I can understand why brokers have the metadata, to not have to make a connection to zookeeper each time a new message is sent to them. Is there a function that zookeeper has that I'm missing? I'm finding it hard to think of a reason why zookeeper is really needed within a kafka cluster.
First of all, zookeeper is needed only for high level consumer. SimpleConsumer does not require zookeeper to work.
The main reason zookeeper is needed for a high level consumer is to track consumed offsets and handle load balancing.
Now in more detail.
Regarding offset tracking, imagine following scenario: you start a consumer, consume 100 messages and shut the consumer down. Next time you start your consumer you'll probably want to resume from your last consumed offset (which is 100), and that means you have to store the maximum consumed offset somewhere. Here's where zookeeper kicks in: it stores offsets for every group/topic/partition. So this way next time you start your consumer it may ask "hey zookeeper, what's the offset I should start consuming from?". Kafka is actually moving towards being able to store offsets not only in zookeeper, but in other storages as well (for now only zookeeper and kafka offset storages are available and i'm not sure kafka storage is fully implemented).

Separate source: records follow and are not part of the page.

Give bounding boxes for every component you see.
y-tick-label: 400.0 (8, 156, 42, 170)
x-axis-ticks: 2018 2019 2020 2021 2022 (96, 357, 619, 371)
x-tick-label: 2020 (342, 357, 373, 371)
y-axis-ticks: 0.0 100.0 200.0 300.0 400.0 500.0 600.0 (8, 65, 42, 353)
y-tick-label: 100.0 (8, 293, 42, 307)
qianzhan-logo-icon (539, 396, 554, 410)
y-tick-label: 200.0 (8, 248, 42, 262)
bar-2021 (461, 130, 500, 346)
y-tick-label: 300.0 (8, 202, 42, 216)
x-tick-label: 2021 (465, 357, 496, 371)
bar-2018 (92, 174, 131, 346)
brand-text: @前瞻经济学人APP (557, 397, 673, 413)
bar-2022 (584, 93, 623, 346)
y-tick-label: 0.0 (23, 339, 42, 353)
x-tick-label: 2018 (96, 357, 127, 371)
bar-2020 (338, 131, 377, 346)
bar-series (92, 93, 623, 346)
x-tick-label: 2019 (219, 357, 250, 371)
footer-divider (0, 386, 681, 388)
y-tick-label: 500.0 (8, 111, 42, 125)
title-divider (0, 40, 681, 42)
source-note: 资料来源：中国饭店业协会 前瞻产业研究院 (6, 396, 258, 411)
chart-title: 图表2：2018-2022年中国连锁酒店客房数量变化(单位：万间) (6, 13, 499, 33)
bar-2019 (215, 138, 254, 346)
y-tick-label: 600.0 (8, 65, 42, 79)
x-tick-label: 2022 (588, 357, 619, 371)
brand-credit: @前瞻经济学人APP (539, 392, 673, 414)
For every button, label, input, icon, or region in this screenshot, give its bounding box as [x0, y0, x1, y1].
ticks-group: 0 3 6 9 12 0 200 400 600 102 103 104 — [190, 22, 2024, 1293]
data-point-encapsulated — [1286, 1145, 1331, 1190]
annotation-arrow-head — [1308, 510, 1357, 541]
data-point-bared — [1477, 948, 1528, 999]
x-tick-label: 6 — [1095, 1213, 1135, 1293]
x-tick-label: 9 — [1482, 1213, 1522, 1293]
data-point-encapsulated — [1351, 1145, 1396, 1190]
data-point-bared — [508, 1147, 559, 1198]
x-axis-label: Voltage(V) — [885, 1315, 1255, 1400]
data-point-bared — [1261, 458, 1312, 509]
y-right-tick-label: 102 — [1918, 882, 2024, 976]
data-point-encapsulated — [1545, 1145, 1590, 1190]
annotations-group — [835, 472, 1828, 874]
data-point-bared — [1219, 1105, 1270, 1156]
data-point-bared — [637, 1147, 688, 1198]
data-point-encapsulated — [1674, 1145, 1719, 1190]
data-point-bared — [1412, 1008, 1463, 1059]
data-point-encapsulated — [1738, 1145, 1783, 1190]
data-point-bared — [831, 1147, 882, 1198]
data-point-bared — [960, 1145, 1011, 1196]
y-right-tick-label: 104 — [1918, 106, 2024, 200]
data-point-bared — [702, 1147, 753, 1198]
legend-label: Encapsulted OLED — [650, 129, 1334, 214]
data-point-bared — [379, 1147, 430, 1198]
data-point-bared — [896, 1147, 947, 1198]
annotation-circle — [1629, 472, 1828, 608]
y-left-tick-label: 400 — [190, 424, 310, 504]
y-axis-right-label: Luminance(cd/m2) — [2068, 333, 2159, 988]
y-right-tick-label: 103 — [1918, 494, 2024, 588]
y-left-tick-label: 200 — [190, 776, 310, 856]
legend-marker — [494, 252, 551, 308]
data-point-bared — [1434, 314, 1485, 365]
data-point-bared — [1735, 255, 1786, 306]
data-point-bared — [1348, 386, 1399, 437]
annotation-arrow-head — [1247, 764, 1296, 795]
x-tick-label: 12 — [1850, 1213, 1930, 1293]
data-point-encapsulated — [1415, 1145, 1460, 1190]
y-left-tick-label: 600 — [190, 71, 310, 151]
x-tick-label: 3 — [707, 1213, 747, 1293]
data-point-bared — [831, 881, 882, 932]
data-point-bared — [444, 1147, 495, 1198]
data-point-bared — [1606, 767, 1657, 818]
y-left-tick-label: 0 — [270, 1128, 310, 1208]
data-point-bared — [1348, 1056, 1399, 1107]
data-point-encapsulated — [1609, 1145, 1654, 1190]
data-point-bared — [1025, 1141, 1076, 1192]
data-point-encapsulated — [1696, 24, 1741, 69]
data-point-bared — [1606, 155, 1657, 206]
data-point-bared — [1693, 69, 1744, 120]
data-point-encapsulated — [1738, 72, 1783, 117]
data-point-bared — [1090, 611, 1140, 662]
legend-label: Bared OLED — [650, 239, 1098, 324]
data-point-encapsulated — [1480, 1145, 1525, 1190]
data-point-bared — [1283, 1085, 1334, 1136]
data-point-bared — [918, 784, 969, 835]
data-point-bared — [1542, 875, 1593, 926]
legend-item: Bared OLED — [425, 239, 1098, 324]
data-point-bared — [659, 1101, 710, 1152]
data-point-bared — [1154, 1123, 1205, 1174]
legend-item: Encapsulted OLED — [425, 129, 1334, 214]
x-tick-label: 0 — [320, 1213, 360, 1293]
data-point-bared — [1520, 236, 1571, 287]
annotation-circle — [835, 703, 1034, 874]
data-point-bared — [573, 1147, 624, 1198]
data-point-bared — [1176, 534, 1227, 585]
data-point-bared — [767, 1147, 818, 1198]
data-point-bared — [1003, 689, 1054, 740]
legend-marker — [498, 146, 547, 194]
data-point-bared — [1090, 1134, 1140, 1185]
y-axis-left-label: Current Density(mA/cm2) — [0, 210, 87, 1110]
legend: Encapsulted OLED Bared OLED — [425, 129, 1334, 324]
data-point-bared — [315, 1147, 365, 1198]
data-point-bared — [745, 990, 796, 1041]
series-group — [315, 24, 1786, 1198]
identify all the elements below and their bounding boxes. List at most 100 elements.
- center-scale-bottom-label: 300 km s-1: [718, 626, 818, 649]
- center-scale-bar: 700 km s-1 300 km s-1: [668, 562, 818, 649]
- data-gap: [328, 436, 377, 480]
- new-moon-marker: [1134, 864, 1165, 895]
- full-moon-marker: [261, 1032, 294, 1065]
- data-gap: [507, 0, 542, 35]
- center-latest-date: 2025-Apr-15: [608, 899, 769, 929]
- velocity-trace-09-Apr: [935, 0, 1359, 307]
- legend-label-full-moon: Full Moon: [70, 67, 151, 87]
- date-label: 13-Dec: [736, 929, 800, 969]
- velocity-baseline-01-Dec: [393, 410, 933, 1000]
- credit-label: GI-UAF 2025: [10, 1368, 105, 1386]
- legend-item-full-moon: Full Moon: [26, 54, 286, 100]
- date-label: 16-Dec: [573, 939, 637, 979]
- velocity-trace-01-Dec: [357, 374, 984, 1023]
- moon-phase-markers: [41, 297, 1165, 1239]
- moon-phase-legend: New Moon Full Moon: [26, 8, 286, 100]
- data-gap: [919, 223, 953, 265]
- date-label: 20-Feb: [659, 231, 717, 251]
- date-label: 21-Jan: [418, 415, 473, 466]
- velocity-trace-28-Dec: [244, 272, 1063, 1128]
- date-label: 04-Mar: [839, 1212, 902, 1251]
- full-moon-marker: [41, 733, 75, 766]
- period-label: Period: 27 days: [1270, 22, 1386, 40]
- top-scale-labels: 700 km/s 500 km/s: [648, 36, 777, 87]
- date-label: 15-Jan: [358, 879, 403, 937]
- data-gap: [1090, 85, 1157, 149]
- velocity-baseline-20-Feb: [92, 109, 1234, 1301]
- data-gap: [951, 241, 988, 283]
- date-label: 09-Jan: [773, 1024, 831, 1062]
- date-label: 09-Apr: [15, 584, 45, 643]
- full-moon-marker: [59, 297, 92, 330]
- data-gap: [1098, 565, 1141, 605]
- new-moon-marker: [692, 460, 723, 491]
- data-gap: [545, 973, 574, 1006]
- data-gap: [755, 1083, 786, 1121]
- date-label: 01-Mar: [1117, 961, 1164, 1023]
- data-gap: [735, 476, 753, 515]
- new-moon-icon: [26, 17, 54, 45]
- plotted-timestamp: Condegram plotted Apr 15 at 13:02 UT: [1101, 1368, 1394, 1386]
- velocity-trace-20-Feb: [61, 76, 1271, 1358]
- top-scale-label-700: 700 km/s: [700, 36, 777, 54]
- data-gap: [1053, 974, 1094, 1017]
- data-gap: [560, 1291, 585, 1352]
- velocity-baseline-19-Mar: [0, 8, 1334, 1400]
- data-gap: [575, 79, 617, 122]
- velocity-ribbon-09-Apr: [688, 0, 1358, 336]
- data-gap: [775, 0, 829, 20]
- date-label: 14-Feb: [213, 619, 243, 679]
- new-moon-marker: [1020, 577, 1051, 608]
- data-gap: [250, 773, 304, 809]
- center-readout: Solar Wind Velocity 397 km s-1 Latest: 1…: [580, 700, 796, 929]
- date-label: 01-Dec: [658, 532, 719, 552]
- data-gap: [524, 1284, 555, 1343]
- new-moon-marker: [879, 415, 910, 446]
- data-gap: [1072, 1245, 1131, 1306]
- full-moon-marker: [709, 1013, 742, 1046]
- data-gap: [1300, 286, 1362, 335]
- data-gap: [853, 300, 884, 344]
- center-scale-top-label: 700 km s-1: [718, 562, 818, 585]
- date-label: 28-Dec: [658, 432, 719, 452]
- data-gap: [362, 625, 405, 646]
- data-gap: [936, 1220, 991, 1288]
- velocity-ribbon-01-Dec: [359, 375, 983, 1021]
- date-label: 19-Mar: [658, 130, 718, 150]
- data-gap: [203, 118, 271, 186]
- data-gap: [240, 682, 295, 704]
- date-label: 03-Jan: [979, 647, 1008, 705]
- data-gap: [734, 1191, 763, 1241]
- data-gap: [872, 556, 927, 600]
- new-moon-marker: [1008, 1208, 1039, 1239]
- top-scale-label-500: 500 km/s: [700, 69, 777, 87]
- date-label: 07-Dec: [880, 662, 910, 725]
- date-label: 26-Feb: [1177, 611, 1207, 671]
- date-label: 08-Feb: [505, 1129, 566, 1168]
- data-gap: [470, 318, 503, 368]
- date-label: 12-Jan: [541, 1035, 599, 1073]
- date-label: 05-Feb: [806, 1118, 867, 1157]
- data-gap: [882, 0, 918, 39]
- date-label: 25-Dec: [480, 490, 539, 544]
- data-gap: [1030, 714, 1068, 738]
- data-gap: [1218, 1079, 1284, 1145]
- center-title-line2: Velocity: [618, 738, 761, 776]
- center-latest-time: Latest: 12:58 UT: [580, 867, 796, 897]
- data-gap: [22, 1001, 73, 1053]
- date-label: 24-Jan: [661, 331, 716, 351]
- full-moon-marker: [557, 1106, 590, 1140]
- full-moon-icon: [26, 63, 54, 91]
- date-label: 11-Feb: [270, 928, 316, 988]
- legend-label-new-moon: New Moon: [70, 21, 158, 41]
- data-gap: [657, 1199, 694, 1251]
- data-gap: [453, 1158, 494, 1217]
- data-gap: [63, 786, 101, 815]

Regarding load balancing, the amount of messages produced can be quite large to be handled by 1 machine and you'll probably want to add computing power at some point. Lets say you have a topic with 100 partitions and to handle this amount of messages you have 10 machines. There are several questions that arise here actually:
how should these 10 machines divide partitions between each other?
what happens if one of machines die?
what happens if you want to add another machine?
And again, here's where zookeeper kicks in: it tracks all consumers in group and each high level consumer is subscribed for changes in this group. The point is that when a consumer appears or disappears, zookeeper notifies all consumers and triggers rebalance so that they split partitions near-equally (e.g. to balance load). This way it guarantees if one of consumer dies others will continue processing partitions that were owned by this consumer.
With kafka 0.9+ the new Consumer API was introduced. New consumers do not need connection to Zookeeper since group balancing is provided by kafka itself.
You are right, the consumers don't need to connect to ZooKeeper since kafka 0.9 release. They redesigned the api and new consumer client was introduced:
the 0.9 release introduces beta support for the newly redesigned
consumer client. At a high level, the primary difference in the new
consumer is that it removes the distinction between the “high-level”
ZooKeeper-based consumer and the “low-level” SimpleConsumer APIs, and
instead offers a unified consumer API.
and
Finally this completes a series of projects done in the last few years
to fully decouple Kafka clients from Zookeeper, thus entirely removing
the consumer client’s dependency on ZooKeeper.